Voitures

-édito- À propos des autos — L’allégorie Spirit of Ecstasy triomphe sur un fronton sans échelle. Il oscille entre un temple antique ou la calandre d’une Rolls Royce selon qu’il prenne place au milieu d’un feuillage ou au centre d’un paysage quelconque sur le célèbre photomontage de Hans Hollein ( 1 ). Cet illustre fronton incarne les relations tantôt denses, tantôt diffuses entre culture automobile et architecturale qui ont produit des rencontres notables. Légions sont les architectes à s’être lancés dans la conception d’un véhicule, traduisant des situations urbaines ou des loufoqueries formelles et inaugurant parfois une production industrielle. Notons les flamboyantes berlines de Georges-Henri Pingusson (1930), la fusée de Frank Lloyd Wright roulant dans les allées de Broadacre City (1958), la dodue Urbaina d’André Bloc et Claude Parent (1969), la sur-structurée VSS de Renzo Piano et Peter Rice (1980) à l’origine de la Fiat Typo, la transparente Fiat de Jean Nouvel (2004), l’autonome Nissan de Norman Foster (2016). Bien que rare, l’enthousiasme pour cette typologie perdure.

Dans le chapitre « Des yeux qui ne voient pas les autos » ( 2 ), Le Corbusier juxtapose le Parthénon au profil équilibré d’une Delage GS. Plus que le paquebot, l’automobile revêt un idéal industriel qu’il souhaite appliquer au logement : « il reste à confronter nos maisons et nos palais avec les autos (…) dans la quête perpetuelle d’un standard ». Au-delà de tout fonctionnalisme, pour l’exposition inaugurale du MOMA rénové, Philip Johnson, flanquera le jardin du musée d’une collection de 8 véhicules choisis pour leurs qualités formelles immédiates. Le directeur du département Architecture les considère comme des « sculptures roulantes » ( 3 ), des manifestes esthétiques auquel l’architecte se doit d’être attentif. Pour la génération suivante, elles deviennent un outil d’observation des environnements qu’elles ont elles-mêmes généré. Derrière le pare-brise, « l’œil fixé sur le rétroviseur », le critique Reyner Banham visite l’Autopia, ce Los Angeles sans limite ( 4 ). À Las Vegas, Venturi-Scott Brown étudient les effets du vernaculaire commercial en tant que flâneurs mais en automobile.

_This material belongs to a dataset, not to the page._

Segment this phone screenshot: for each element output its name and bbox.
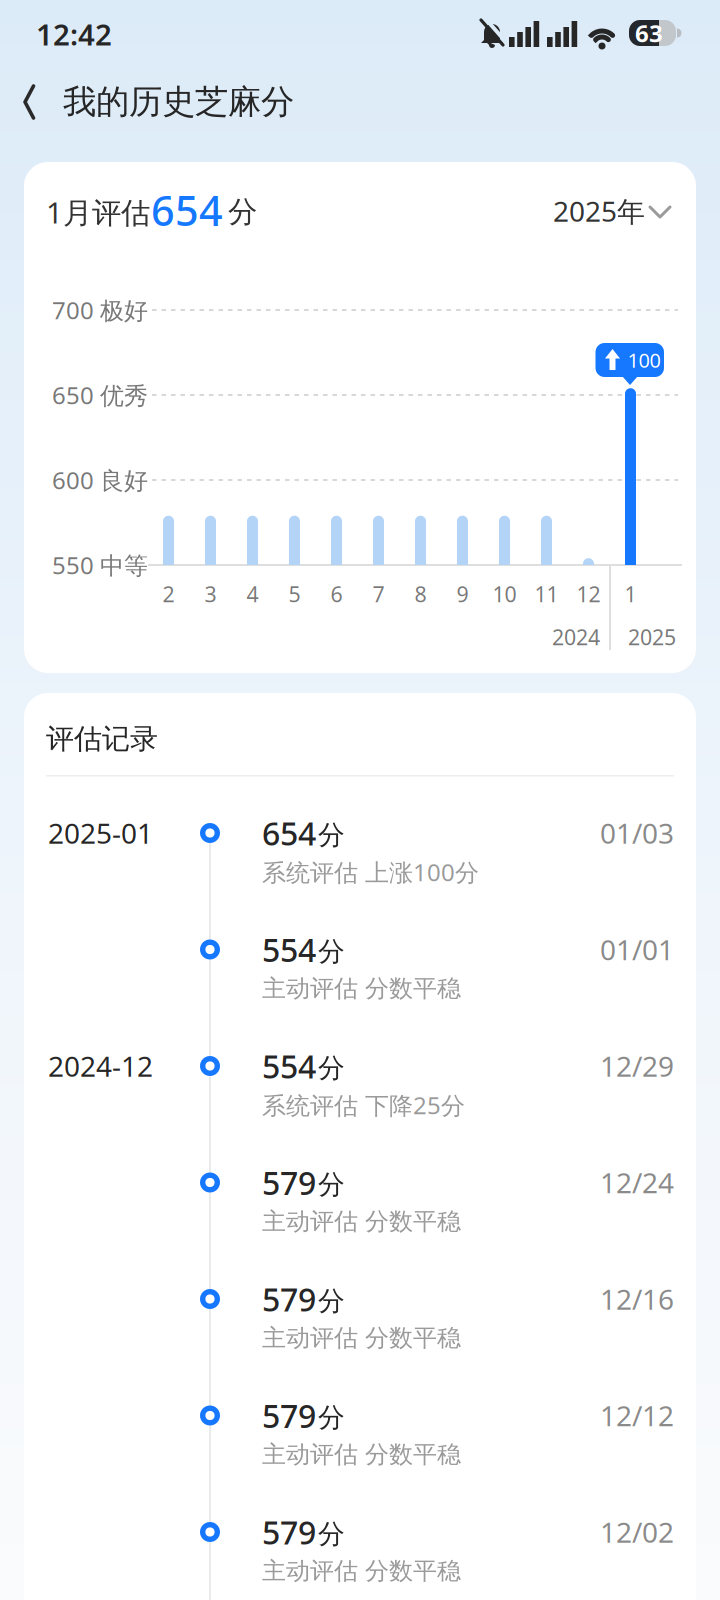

Ce numéro réunit quatre discours complémentaires sur les autos, à l’échelle de l’objet, de la ville, de l’architecture et de l’industrie. Alain Bublex propose une histoire illustrée des habitacles à travers les techniques, les formes et les usages. La cellule de recherche de Dominique Perrault fait l’hypothèse de leurs disparitions imminentes et propose une stratégie pour redéployer les parkings souterrains. L’agence Muoto présente le concours d’un palais joyeux où cohabitent individus et nouveaux types de véhicules. Et Alexandre Mezra dénonce l’incapacité actuelle des industriels à renouveler les imaginaires et l’automobilité ★

Benjamin Lafore, rédacteur en chef invité

( 1 ) Frédéric Chanclu, Rolls-Royce devant feuillage, Série Romance, 2020 (couverture) / Hans Hollein, Rolls Royce Grill auf Schloss Schrattenberg, 1966.

( 2 ) Le Corbusier, Vers une architecture, Editions Crès et Cie, 1923.

( 3 ) Philip Johnson (curator), 8 automobiles : an exhibition concerned with the esthetics of motorcar design, at the Museum of Modern Art, New York, 1951.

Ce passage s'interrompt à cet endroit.